At that point, the company recognized there was no way to support this aggressive growth without redesigning their product taxonomy and requested assistance from Earley Information Science (EIS). The first step was to make decisions about where product categories should be combined, removed, or redefined. The second major issue was how to re-merchandise the new breadth and depth of product assortment so it would make sense to each B2B vertical, without listing many thousands of items multiple times.
- EIS analyzed the categories and identified many areas of inefficiency, ambiguity and redundancy.

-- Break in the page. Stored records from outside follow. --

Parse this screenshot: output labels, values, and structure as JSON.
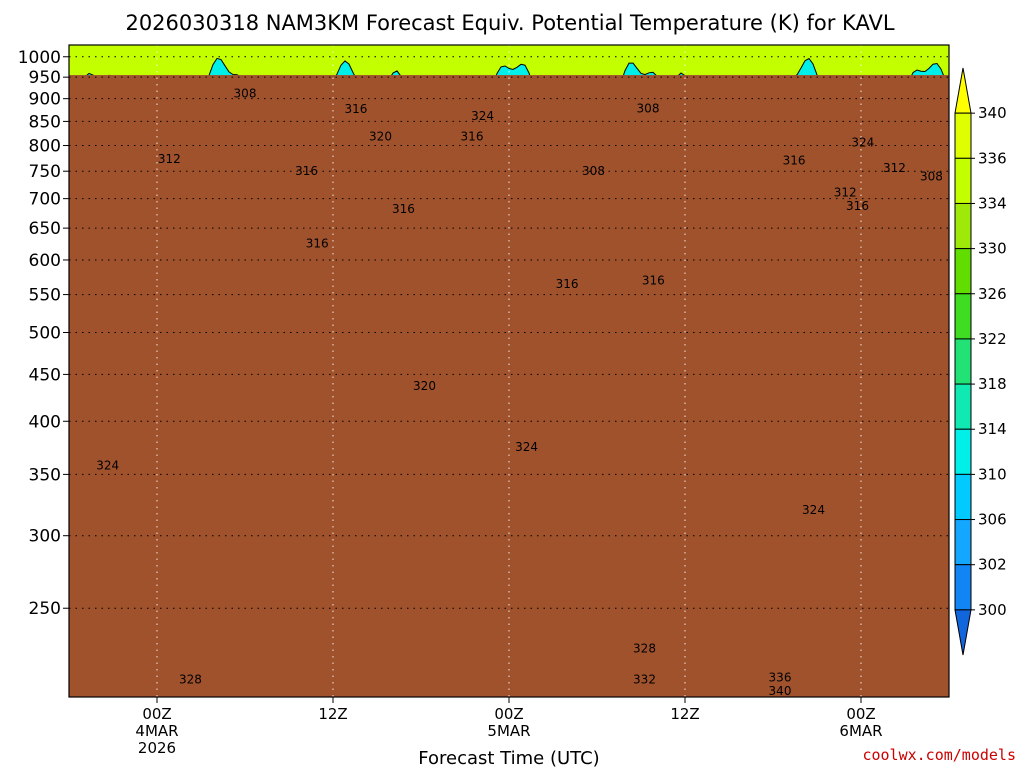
{
  "chart_data": {
    "type": "heatmap",
    "title": "2026030318 NAM3KM Forecast Equiv. Potential Temperature (K) for KAVL",
    "xlabel": "Forecast Time (UTC)",
    "ylabel": "",
    "credit": "coolwx.com/models",
    "x_range_hours": [
      -5,
      45
    ],
    "x_ticks": [
      {
        "hours": 0,
        "lines": [
          "00Z",
          "4MAR",
          "2026"
        ]
      },
      {
        "hours": 10,
        "lines": [
          "12Z"
        ]
      },
      {
        "hours": 20,
        "lines": [
          "00Z",
          "5MAR"
        ]
      },
      {
        "hours": 30,
        "lines": [
          "12Z"
        ]
      },
      {
        "hours": 40,
        "lines": [
          "00Z",
          "6MAR"
        ]
      }
    ],
    "y_axis": {
      "scale": "log",
      "unit": "hPa",
      "range": [
        1030,
        200
      ],
      "ticks": [
        250,
        300,
        350,
        400,
        450,
        500,
        550,
        600,
        650,
        700,
        750,
        800,
        850,
        900,
        950,
        1000
      ]
    },
    "surface_pressure_hpa": 955,
    "colorbar": {
      "labels": [
        340,
        336,
        334,
        330,
        326,
        322,
        318,
        314,
        310,
        306,
        302,
        300
      ],
      "colors": [
        "#ffff00",
        "#dfff00",
        "#c4ff00",
        "#9ee80a",
        "#62dd00",
        "#3edd22",
        "#22e276",
        "#11e9b3",
        "#00efe8",
        "#00caff",
        "#13a7ff",
        "#1185f4",
        "#1166dd"
      ]
    },
    "contour_interval": 2,
    "contour_labels": [
      {
        "value": "340",
        "hours": 35.4,
        "p": 203
      },
      {
        "value": "336",
        "hours": 35.4,
        "p": 210
      },
      {
        "value": "332",
        "hours": 27.7,
        "p": 209
      },
      {
        "value": "328",
        "hours": 1.9,
        "p": 209
      },
      {
        "value": "328",
        "hours": 27.7,
        "p": 226
      },
      {
        "value": "324",
        "hours": 37.3,
        "p": 320
      },
      {
        "value": "324",
        "hours": 21.0,
        "p": 375
      },
      {
        "value": "324",
        "hours": -2.8,
        "p": 358
      },
      {
        "value": "320",
        "hours": 15.2,
        "p": 437
      },
      {
        "value": "316",
        "hours": 23.3,
        "p": 565
      },
      {
        "value": "316",
        "hours": 28.2,
        "p": 570
      },
      {
        "value": "316",
        "hours": 9.1,
        "p": 625
      },
      {
        "value": "316",
        "hours": 14.0,
        "p": 682
      },
      {
        "value": "316",
        "hours": 39.8,
        "p": 687
      },
      {
        "value": "316",
        "hours": 8.5,
        "p": 750
      },
      {
        "value": "316",
        "hours": 36.2,
        "p": 770
      },
      {
        "value": "316",
        "hours": 17.9,
        "p": 818
      },
      {
        "value": "316",
        "hours": 11.3,
        "p": 877
      },
      {
        "value": "312",
        "hours": 0.7,
        "p": 773
      },
      {
        "value": "312",
        "hours": 39.1,
        "p": 711
      },
      {
        "value": "312",
        "hours": 41.9,
        "p": 756
      },
      {
        "value": "320",
        "hours": 12.7,
        "p": 818
      },
      {
        "value": "324",
        "hours": 18.5,
        "p": 862
      },
      {
        "value": "324",
        "hours": 40.1,
        "p": 806
      },
      {
        "value": "308",
        "hours": 24.8,
        "p": 750
      },
      {
        "value": "308",
        "hours": 44.0,
        "p": 740
      },
      {
        "value": "308",
        "hours": 5.0,
        "p": 912
      },
      {
        "value": "308",
        "hours": 27.9,
        "p": 878
      }
    ]
  }
}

- After discussions with the company, the number of major categories (“super-categories”) was reduced by about half, and the number of subcategories (“classes”) by about the same amount. These changes improved the shopper experience and allowed faster online access to product pages, while simplifying the process of item onboarding from vendor product data feeds.
- Shop by Industry digital merchandising categories were then “layered on” to this simplified structure so that shoppers and B2B customers could easily navigate to just the right assortment of products, whether just office supplies or a vertical was self-selected.

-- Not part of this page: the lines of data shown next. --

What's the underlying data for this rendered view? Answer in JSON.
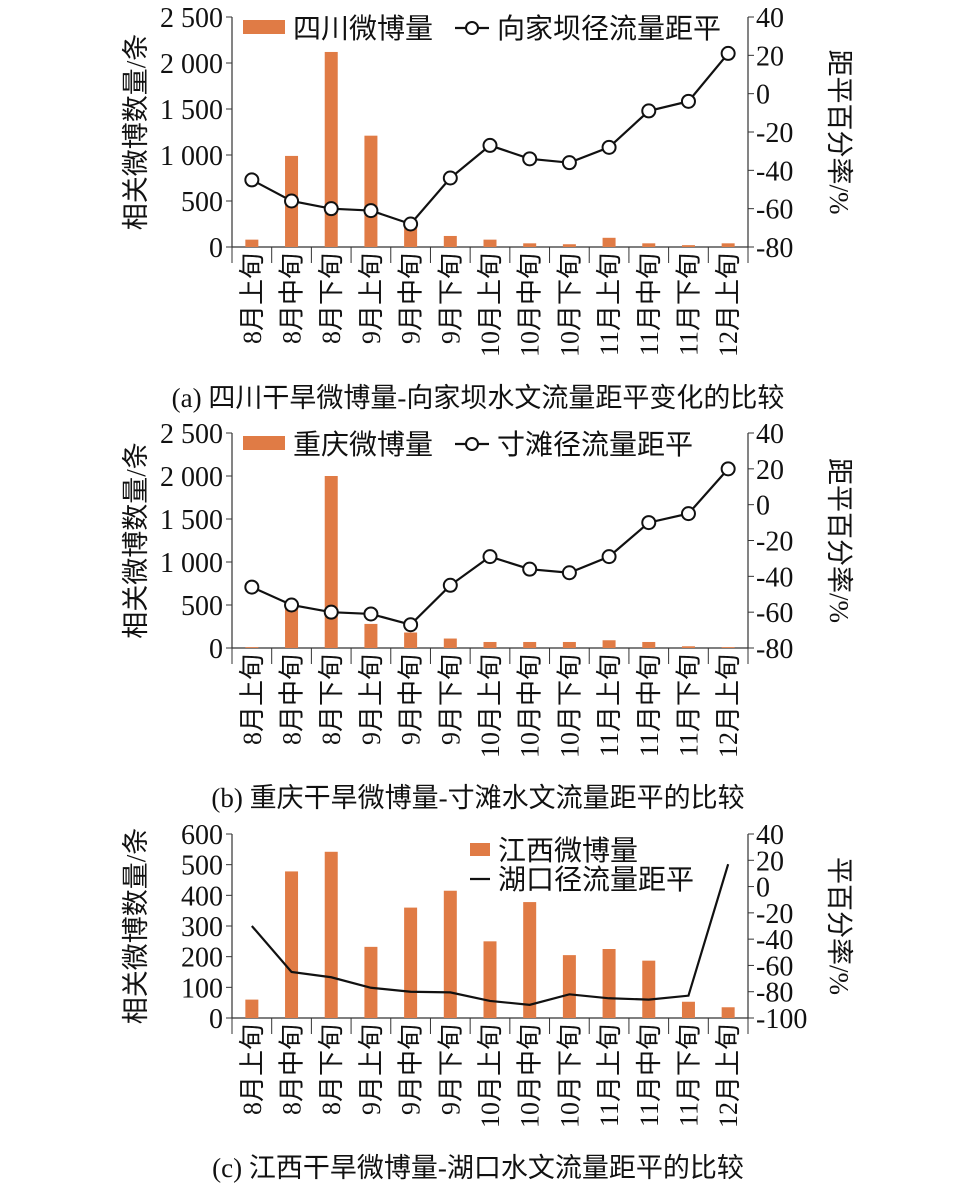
{
  "colors": {
    "bar": "#e07b45",
    "line": "#111111"
  },
  "chart_data": [
    {
      "type": "bar+line",
      "caption": "(a) 四川干旱微博量-向家坝水文流量距平变化的比较",
      "categories": [
        "8月上旬",
        "8月中旬",
        "8月下旬",
        "9月上旬",
        "9月中旬",
        "9月下旬",
        "10月上旬",
        "10月中旬",
        "10月下旬",
        "11月上旬",
        "11月中旬",
        "11月下旬",
        "12月上旬"
      ],
      "ylabel": "相关微博数量/条",
      "y2label": "距平百分率/%",
      "ylim": [
        0,
        2500
      ],
      "yticks": [
        0,
        500,
        1000,
        1500,
        2000,
        2500
      ],
      "ytick_labels": [
        "0",
        "500",
        "1 000",
        "1 500",
        "2 000",
        "2 500"
      ],
      "y2lim": [
        -80,
        40
      ],
      "y2ticks": [
        -80,
        -60,
        -40,
        -20,
        0,
        20,
        40
      ],
      "legend_position": "top",
      "series": [
        {
          "name": "四川微博量",
          "kind": "bar",
          "axis": "left",
          "values": [
            80,
            990,
            2120,
            1210,
            270,
            120,
            80,
            40,
            30,
            100,
            40,
            20,
            40
          ]
        },
        {
          "name": "向家坝径流量距平",
          "kind": "line-marker",
          "axis": "right",
          "values": [
            -45,
            -56,
            -60,
            -61,
            -68,
            -44,
            -27,
            -34,
            -36,
            -28,
            -9,
            -4,
            21
          ]
        }
      ]
    },
    {
      "type": "bar+line",
      "caption": "(b) 重庆干旱微博量-寸滩水文流量距平的比较",
      "categories": [
        "8月上旬",
        "8月中旬",
        "8月下旬",
        "9月上旬",
        "9月中旬",
        "9月下旬",
        "10月上旬",
        "10月中旬",
        "10月下旬",
        "11月上旬",
        "11月中旬",
        "11月下旬",
        "12月上旬"
      ],
      "ylabel": "相关微博数量/条",
      "y2label": "距平百分率/%",
      "ylim": [
        0,
        2500
      ],
      "yticks": [
        0,
        500,
        1000,
        1500,
        2000,
        2500
      ],
      "ytick_labels": [
        "0",
        "500",
        "1 000",
        "1 500",
        "2 000",
        "2 500"
      ],
      "y2lim": [
        -80,
        40
      ],
      "y2ticks": [
        -80,
        -60,
        -40,
        -20,
        0,
        20,
        40
      ],
      "legend_position": "top",
      "series": [
        {
          "name": "重庆微博量",
          "kind": "bar",
          "axis": "left",
          "values": [
            10,
            460,
            2000,
            280,
            180,
            110,
            70,
            70,
            70,
            90,
            70,
            20,
            10
          ]
        },
        {
          "name": "寸滩径流量距平",
          "kind": "line-marker",
          "axis": "right",
          "values": [
            -46,
            -56,
            -60,
            -61,
            -67,
            -45,
            -29,
            -36,
            -38,
            -29,
            -10,
            -5,
            20
          ]
        }
      ]
    },
    {
      "type": "bar+line",
      "caption": "(c) 江西干旱微博量-湖口水文流量距平的比较",
      "categories": [
        "8月上旬",
        "8月中旬",
        "8月下旬",
        "9月上旬",
        "9月中旬",
        "9月下旬",
        "10月上旬",
        "10月中旬",
        "10月下旬",
        "11月上旬",
        "11月中旬",
        "11月下旬",
        "12月上旬"
      ],
      "ylabel": "相关微博数量/条",
      "y2label": "平百分率/%",
      "ylim": [
        0,
        600
      ],
      "yticks": [
        0,
        100,
        200,
        300,
        400,
        500,
        600
      ],
      "ytick_labels": [
        "0",
        "100",
        "200",
        "300",
        "400",
        "500",
        "600"
      ],
      "y2lim": [
        -100,
        40
      ],
      "y2ticks": [
        -100,
        -80,
        -60,
        -40,
        -20,
        0,
        20,
        40
      ],
      "legend_position": "top-center",
      "series": [
        {
          "name": "江西微博量",
          "kind": "bar",
          "axis": "left",
          "values": [
            60,
            478,
            542,
            232,
            360,
            415,
            250,
            378,
            205,
            225,
            187,
            53,
            35
          ]
        },
        {
          "name": "湖口径流量距平",
          "kind": "line",
          "axis": "right",
          "values": [
            -30,
            -65,
            -69,
            -77,
            -80,
            -80.5,
            -87,
            -90,
            -82,
            -85,
            -86,
            -83,
            17
          ]
        }
      ]
    }
  ]
}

The last major challenge was to rationalize the hundreds of conflicting, overlapping product attribute definitions to ensure consistency. This required analysis and redesign of attributes (product features such as brand, color, size, and material) across and within each specific product category. In some cases, SKUs from different vendors within the same subcategory had 150+ variations of product attributes, which made accurate navigation filtering nearly impossible for shoppers. Our attribute redesign reached the goal of reducing attribute complexity while improving data quality, allowing customers to zero in on relevant products from among millions of SKUs in just two or three clicks.
From Lagging Sales to Online Profitability
Product taxonomy redesign has been essential to bringing endless aisle and online marketplace strategy to fruition for this major office supplies chain. In addition to enabling 8X growth in online assortment, the company’s digital merchandising teams now have a blueprint that allows for better curated product assortments and less time maintaining individual item assignments. Fewer clicks to product have meant greater online conversion. And after the modifications made by EIS, specialty Shop by Industry collections have helped make this retailers online marketplace strategy a success, achieving more than $200 million of growth beyond office supplies. Overall, changes have supported double-digit growth in online sales, making the flagship website their most profitable business.
Moving from in-store emphasis to one that is primarily online through endless aisle drop-ship is only one of several legitimate retail strategies, and each approach points toward a different information architecture. For example, another EIS client, a big box home improvement supplier, uses the online experience to encourage in-store visits, which the retailer hopes will drive additional sales based on service differentiators and visibility of related in-store products. In this strategy, digital merchandising and promotional techniques are different from those used when the online approach is primary.
“Unified shoppability” mandates being able to find and research products and services easily and consistently regardless of final purchase point, as consumers today move among social, in-store, kiosk, online and mobile throughout their shopping journey.